そんな悠長を会話しながらもフェイクラムの出す複数の触手の攻撃をビルセティが払い、それをシャラムが焼き、怯んだところをアフタレアとイサオが切り落とした。


追い込まれた怪物のやぶれかぶれな攻撃では四人を本気にさせることはできなかったようだ。


「これで……終わり!」


シャラムが他のメンバーが切り払った触手を掻き分け本体に剣を突き立てようとしたその時、大蛇の頭部にヒビが入り外殻が割れて骨が露わになる。


骨格だけになった大蛇の頭蓋骨には触手が絡みついており、先ほどまでの拙い動きとは正反対の素早く滑らかな動きでシャラムに喰らいつき拘束する。


「これは……!」


「うぇ!?骨は本物だったのかよ!」


「シャラム!」


動揺し、隙だらけになった三人をフェイクラムは見逃さなかった。
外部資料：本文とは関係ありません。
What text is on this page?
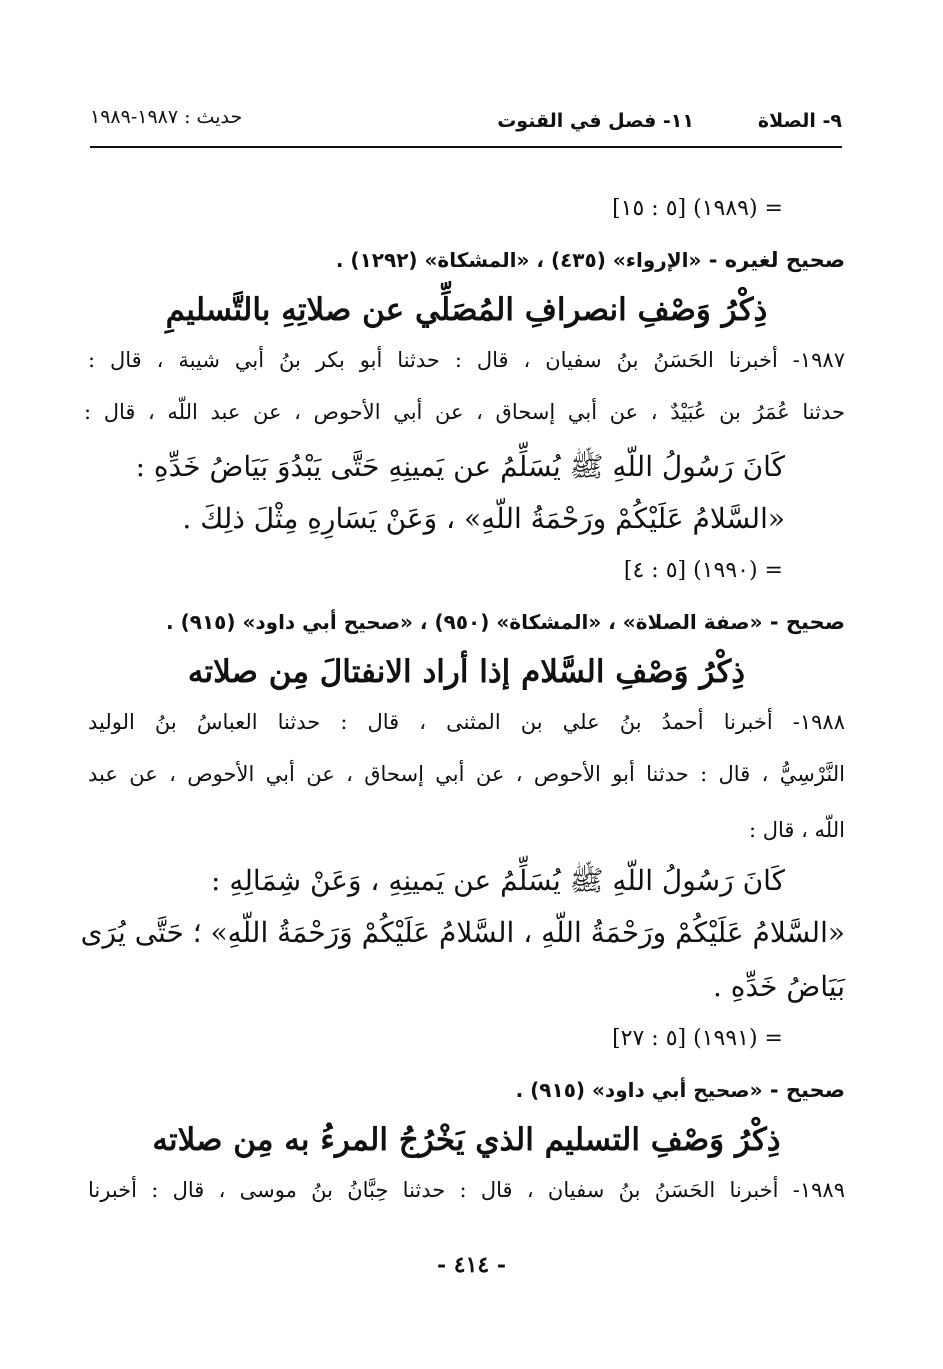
٩- الصلاة
١١- فصل في القنوت
حديث : ١٩٨٧-١٩٨٩
= (١٩٨٩) [٥ : ١٥]
صحيح لغيره - «الإرواء» (٤٣٥) ، «المشكاة» (١٢٩٢) .
ذِكْرُ وَصْفِ انصرافِ المُصَلِّي عن صلاتِهِ بالتَّسليمِ
١٩٨٧- أخبرنا الحَسَنُ بنُ سفيان ، قال : حدثنا أبو بكر بنُ أبي شيبة ، قال :
حدثنا عُمَرُ بن عُبَيْدٌ ، عن أبي إسحاق ، عن أبي الأحوص ، عن عبد اللّه ، قال :
كَانَ رَسُولُ اللّهِ ﷺ يُسَلِّمُ عن يَمينِهِ حَتَّى يَبْدُوَ بَيَاضُ خَدِّهِ :
«السَّلامُ عَلَيْكُمْ ورَحْمَةُ اللّهِ» ، وَعَنْ يَسَارِهِ مِثْلَ ذلِكَ .
= (١٩٩٠) [٥ : ٤]
صحيح - «صفة الصلاة» ، «المشكاة» (٩٥٠) ، «صحيح أبي داود» (٩١٥) .
ذِكْرُ وَصْفِ السَّلام إذا أراد الانفتالَ مِن صلاته
١٩٨٨- أخبرنا أحمدُ بنُ علي بن المثنى ، قال : حدثنا العباسُ بنُ الوليد
النَّرْسِيُّ ، قال : حدثنا أبو الأحوص ، عن أبي إسحاق ، عن أبي الأحوص ، عن عبد
اللّه ، قال :
كَانَ رَسُولُ اللّهِ ﷺ يُسَلِّمُ عن يَمينِهِ ، وَعَنْ شِمَالِهِ :
«السَّلامُ عَلَيْكُمْ ورَحْمَةُ اللّهِ ، السَّلامُ عَلَيْكُمْ وَرَحْمَةُ اللّهِ» ؛ حَتَّى يُرَى
بَيَاضُ خَدِّهِ .
= (١٩٩١) [٥ : ٢٧]
صحيح - «صحيح أبي داود» (٩١٥) .
ذِكْرُ وَصْفِ التسليم الذي يَخْرُجُ المرءُ به مِن صلاته
١٩٨٩- أخبرنا الحَسَنُ بنُ سفيان ، قال : حدثنا حِبَّانُ بنُ موسى ، قال : أخبرنا
- ٤١٤ -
素早く触手を伸ばすと三人の間を抜けてミエリを拘束する。


「……!しまった!」


「狙ったのは、アタシたちじゃない!?」


「くそっ!シャラム!ミエリ!」


足と胴体に巻き付いた触手が本体の方へ素早く引き寄せていく、しかしミエリはそんな状況でも押し黙ったままフェイクラムの方を見据えていた。


そして……その両手にはいつのまにかナイフと銃が握られており、それをゆっくりとミエリは構えた。
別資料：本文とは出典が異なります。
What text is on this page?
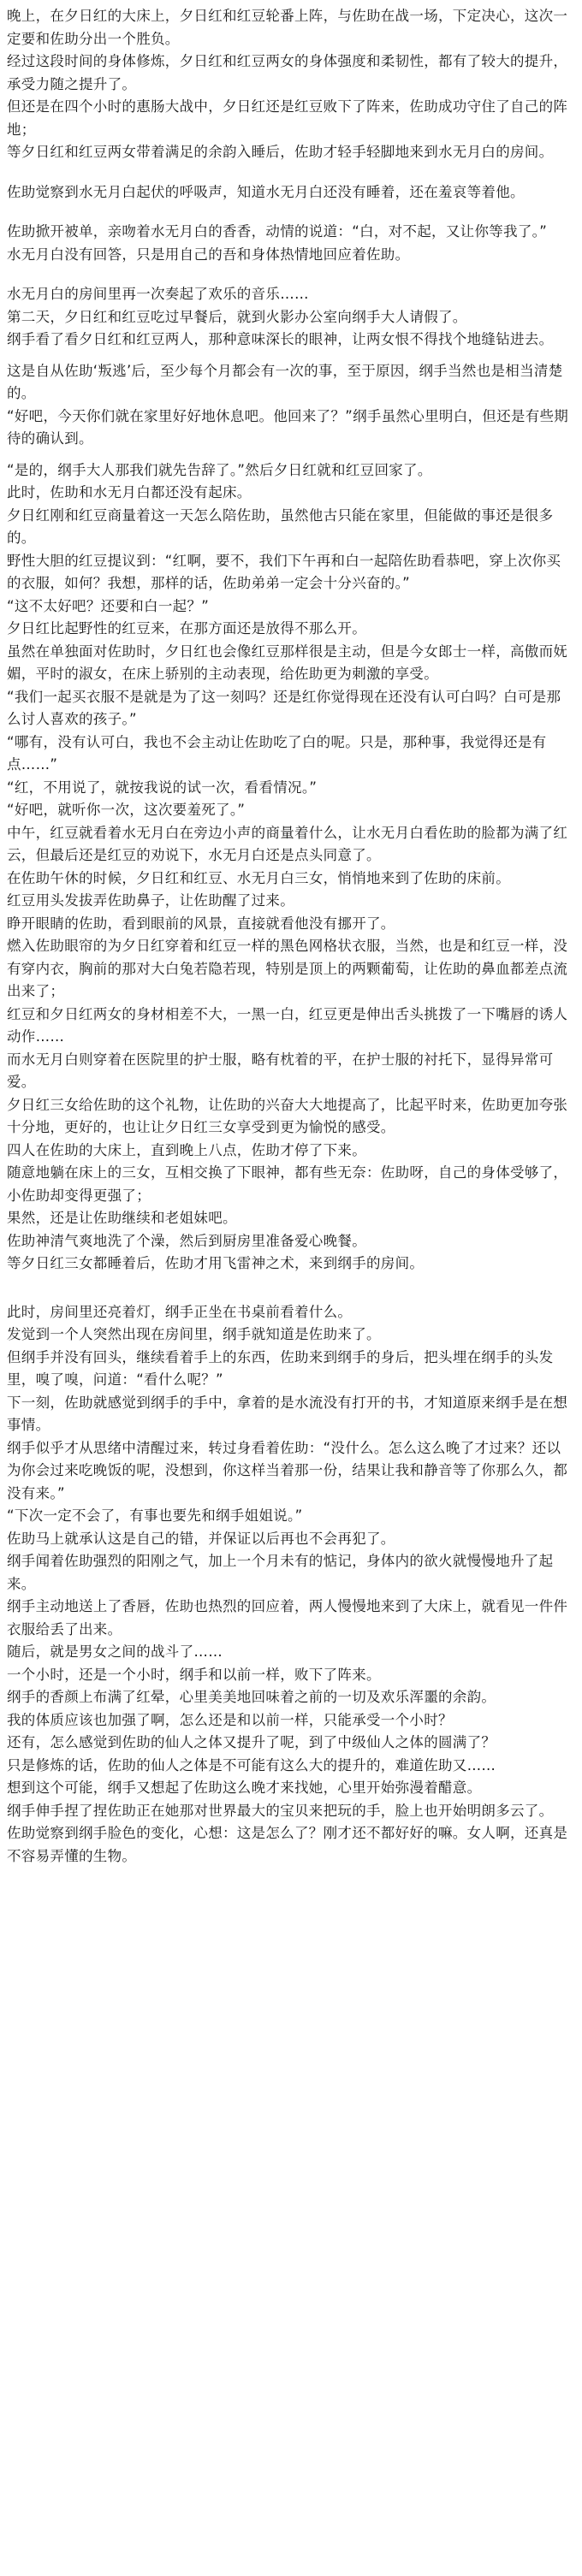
晚上，在夕日红的大床上，夕日红和红豆轮番上阵，与佐助在战一场，下定决心，这次一定要和佐助分出一个胜负。

经过这段时间的身体修炼，夕日红和红豆两女的身体强度和柔韧性，都有了较大的提升，承受力随之提升了。

但还是在四个小时的惠肠大战中，夕日红还是红豆败下了阵来，佐助成功守住了自己的阵地；

等夕日红和红豆两女带着满足的余韵入睡后，佐助才轻手轻脚地来到水无月白的房间。

佐助觉察到水无月白起伏的呼吸声，知道水无月白还没有睡着，还在羞哀等着他。

佐助掀开被单，亲吻着水无月白的香香，动情的说道：“白，对不起，又让你等我了。”

水无月白没有回答，只是用自己的吾和身体热情地回应着佐助。

水无月白的房间里再一次奏起了欢乐的音乐……

第二天，夕日红和红豆吃过早餐后，就到火影办公室向纲手大人请假了。

纲手看了看夕日红和红豆两人，那种意味深长的眼神，让两女恨不得找个地缝钻进去。

这是自从佐助‘叛逃’后，至少每个月都会有一次的事，至于原因，纲手当然也是相当清楚的。

“好吧，今天你们就在家里好好地休息吧。他回来了？”纲手虽然心里明白，但还是有些期待的确认到。

“是的，纲手大人那我们就先告辞了。”然后夕日红就和红豆回家了。

此时，佐助和水无月白都还没有起床。

夕日红刚和红豆商量着这一天怎么陪佐助，虽然他古只能在家里，但能做的事还是很多的。

野性大胆的红豆提议到：“红啊，要不，我们下午再和白一起陪佐助看恭吧，穿上次你买的衣服，如何？我想，那样的话，佐助弟弟一定会十分兴奋的。”

“这不太好吧？还要和白一起？”

夕日红比起野性的红豆来，在那方面还是放得不那么开。

虽然在单独面对佐助时，夕日红也会像红豆那样很是主动，但是今女郎士一样，高傲而妩媚，平时的淑女，在床上骄别的主动表现，给佐助更为刺激的享受。

“我们一起买衣服不是就是为了这一刻吗？还是红你觉得现在还没有认可白吗？白可是那么讨人喜欢的孩子。”

“哪有，没有认可白，我也不会主动让佐助吃了白的呢。只是，那种事，我觉得还是有点……”

“红，不用说了，就按我说的试一次，看看情况。”

“好吧，就听你一次，这次要羞死了。”

中午，红豆就看着水无月白在旁边小声的商量着什么，让水无月白看佐助的脸都为满了红云，但最后还是红豆的劝说下，水无月白还是点头同意了。

在佐助午休的时候，夕日红和红豆、水无月白三女，悄悄地来到了佐助的床前。

红豆用头发拔弄佐助鼻子，让佐助醒了过来。

睁开眼睛的佐助，看到眼前的风景，直接就看他没有挪开了。

燃入佐助眼帘的为夕日红穿着和红豆一样的黑色网格状衣服，当然，也是和红豆一样，没有穿内衣，胸前的那对大白兔若隐若现，特别是顶上的两颗葡萄，让佐助的鼻血都差点流出来了；

红豆和夕日红两女的身材相差不大，一黑一白，红豆更是伸出舌头挑拨了一下嘴唇的诱人动作……

而水无月白则穿着在医院里的护士服，略有枕着的平，在护士服的衬托下，显得异常可爱。

夕日红三女给佐助的这个礼物，让佐助的兴奋大大地提高了，比起平时来，佐助更加夸张十分地，更好的，也让让夕日红三女享受到更为愉悦的感受。

四人在佐助的大床上，直到晚上八点，佐助才停了下来。

随意地躺在床上的三女，互相交换了下眼神，都有些无奈：佐助呀，自己的身体受够了，小佐助却变得更强了；

果然，还是让佐助继续和老姐妹吧。

佐助神清气爽地洗了个澡，然后到厨房里准备爱心晚餐。

等夕日红三女都睡着后，佐助才用飞雷神之术，来到纲手的房间。

此时，房间里还亮着灯，纲手正坐在书桌前看着什么。

发觉到一个人突然出现在房间里，纲手就知道是佐助来了。

但纲手并没有回头，继续看着手上的东西，佐助来到纲手的身后，把头埋在纲手的头发里，嗅了嗅，问道：“看什么呢？”

下一刻，佐助就感觉到纲手的手中，拿着的是水流没有打开的书，才知道原来纲手是在想事情。

纲手似乎才从思绪中清醒过来，转过身看着佐助：“没什么。怎么这么晚了才过来？还以为你会过来吃晚饭的呢，没想到，你这样当着那一份，结果让我和静音等了你那么久，都没有来。”

“下次一定不会了，有事也要先和纲手姐姐说。”

佐助马上就承认这是自己的错，并保证以后再也不会再犯了。

纲手闻着佐助强烈的阳刚之气，加上一个月未有的惦记，身体内的欲火就慢慢地升了起来。

纲手主动地送上了香唇，佐助也热烈的回应着，两人慢慢地来到了大床上，就看见一件件衣服给丢了出来。

随后，就是男女之间的战斗了……

一个小时，还是一个小时，纲手和以前一样，败下了阵来。

纲手的香颜上布满了红晕，心里美美地回味着之前的一切及欢乐浑噩的余韵。

我的体质应该也加强了啊，怎么还是和以前一样，只能承受一个小时？

还有，怎么感觉到佐助的仙人之体又提升了呢，到了中级仙人之体的圆满了？

只是修炼的话，佐助的仙人之体是不可能有这么大的提升的，难道佐助又……

想到这个可能，纲手又想起了佐助这么晚才来找她，心里开始弥漫着醋意。

纲手伸手捏了捏佐助正在她那对世界最大的宝贝来把玩的手，脸上也开始明朗多云了。

佐助觉察到纲手脸色的变化，心想：这是怎么了？刚才还不都好好的嘛。女人啊，还真是不容易弄懂的生物。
蜃に関しては「幻惑を見せる蛤の妖怪」という認識しかなかったので大蛇の妖怪とセットというのは今回調べて初めて知りました。

大蛇に擬態する設定は全くの偶然ですが、なぜかピースが綺麗にはまって良かったです。

あとクラムという名称も今回の話を書く上で調べて初めて知りました、クラムチャウダーってそういうことなんですねー。